[Bogor –elsaonline.com] Awalnya adalah stigma terhadap kelompok keyakinan tertentu. Lalu peraturan muncul seperti mengukuhkan adanya stigma dan diskriminasi yang dimunculkan oleh kelompok masyarakat.
Pernyataan tersebut disampaikan oleh Engkus Ruswana, Presidium Badan Koordinasi Organisasi Kepercayaan (BKOK). Engkus menyuarakan hal itu dalam pertemuan solidaritas korban kasus kebebasan beragama dan berkeyakinan (KBB) di Bogor, Selasa (25/3).

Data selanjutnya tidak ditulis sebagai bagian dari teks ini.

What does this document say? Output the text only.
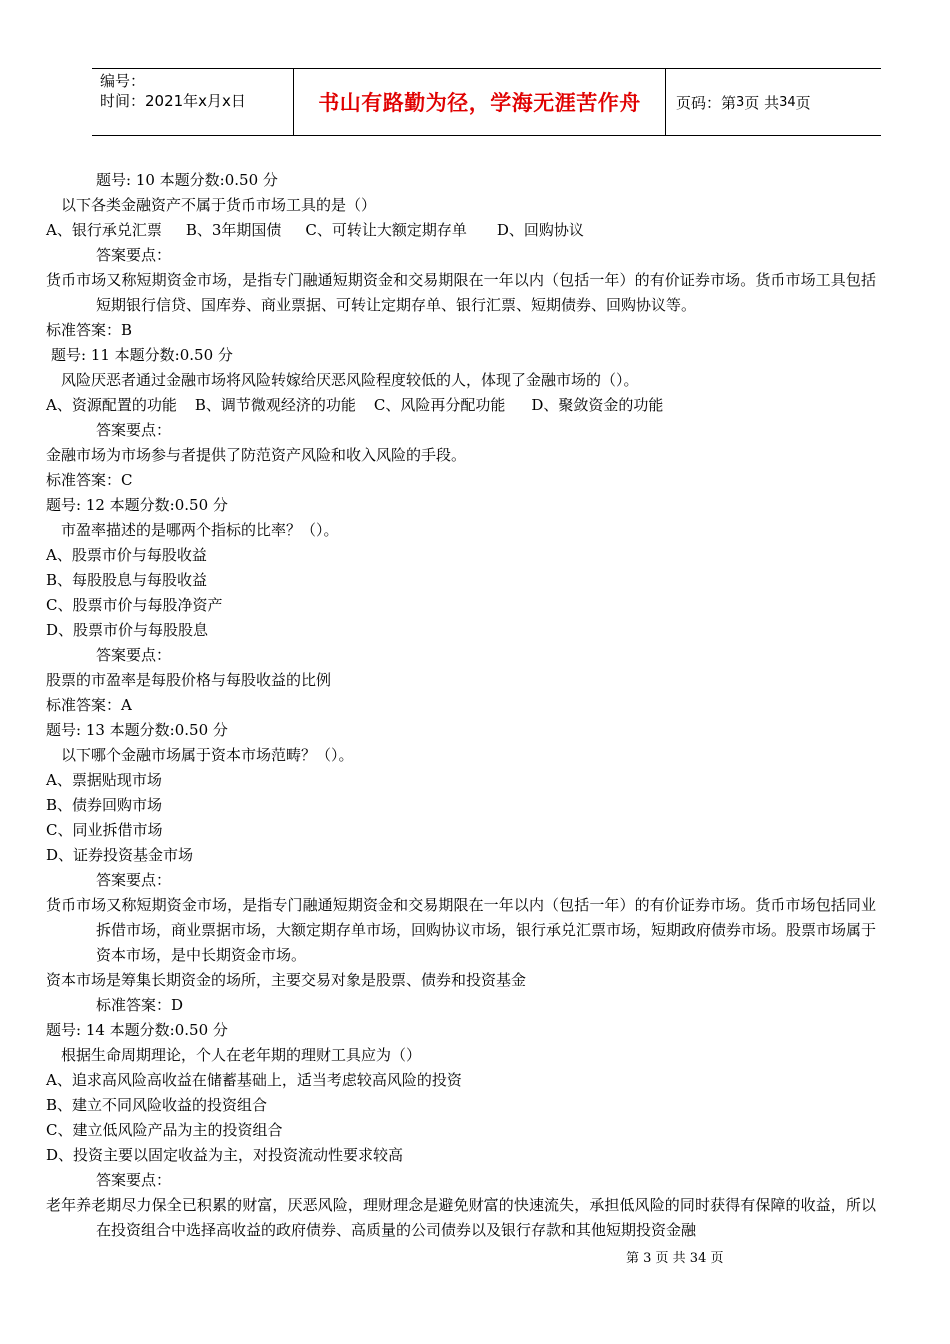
编号：
时间：2021年x月x日	书山有路勤为径，学海无涯苦作舟	页码：第 3 页 共 34 页
题号: 10 本题分数:0.50 分
以下各类金融资产不属于货币市场工具的是（）
A、银行承兑汇票 B、3年期国债 C、可转让大额定期存单 D、回购协议
答案要点：
货币市场又称短期资金市场，是指专门融通短期资金和交易期限在一年以内（包括一年）的有价证券市场。货币市场工具包括短期银行信贷、国库券、商业票据、可转让定期存单、银行汇票、短期债券、回购协议等。
标准答案：B
题号: 11 本题分数:0.50 分
风险厌恶者通过金融市场将风险转嫁给厌恶风险程度较低的人，体现了金融市场的（）。
A、资源配置的功能 B、调节微观经济的功能 C、风险再分配功能 D、聚敛资金的功能
答案要点：
金融市场为市场参与者提供了防范资产风险和收入风险的手段。
标准答案：C
题号: 12 本题分数:0.50 分
市盈率描述的是哪两个指标的比率？（）。
A、股票市价与每股收益
B、每股股息与每股收益
C、股票市价与每股净资产
D、股票市价与每股股息
答案要点：
股票的市盈率是每股价格与每股收益的比例
标准答案：A
题号: 13 本题分数:0.50 分
以下哪个金融市场属于资本市场范畴？（）。
A、票据贴现市场
B、债券回购市场
C、同业拆借市场
D、证券投资基金市场
答案要点：
货币市场又称短期资金市场，是指专门融通短期资金和交易期限在一年以内（包括一年）的有价证券市场。货币市场包括同业拆借市场，商业票据市场，大额定期存单市场，回购协议市场，银行承兑汇票市场，短期政府债券市场。股票市场属于资本市场，是中长期资金市场。
资本市场是筹集长期资金的场所，主要交易对象是股票、债券和投资基金
标准答案：D
题号: 14 本题分数:0.50 分
根据生命周期理论，个人在老年期的理财工具应为（）
A、追求高风险高收益在储蓄基础上，适当考虑较高风险的投资
B、建立不同风险收益的投资组合
C、建立低风险产品为主的投资组合
D、投资主要以固定收益为主，对投资流动性要求较高
答案要点：
老年养老期尽力保全已积累的财富，厌恶风险，理财理念是避免财富的快速流失，承担低风险的同时获得有保障的收益，所以在投资组合中选择高收益的政府债券、高质量的公司债券以及银行存款和其他短期投资金融
第 3 页 共 34 页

Engkus yang juga merupakan penghayat Budi Daya menuturkan bahwa stigma itu disosialisasikan melalui banyak instrumen. “Akhir-akhir ini kita lihat bahwa acara-acara di televisi begitu menstigma kelompok penghayat,” kata Engkus. Mereka yang melakukan kejahatan misalnya diidentikan dengan baju hitam, membawa keris dan sebagainya.
Ceramah-ceramah yang berbau ujaran kebencian juga semakin menambah kuat diskriminasi tersebut.
Engkus menambahkan jika kelompok intoleran memang sudah ada sejak dulu. “Jelang era kemerdekaan, mereka yang berpikir untuk kelompoknya saja sudah ada,” terang Engkus.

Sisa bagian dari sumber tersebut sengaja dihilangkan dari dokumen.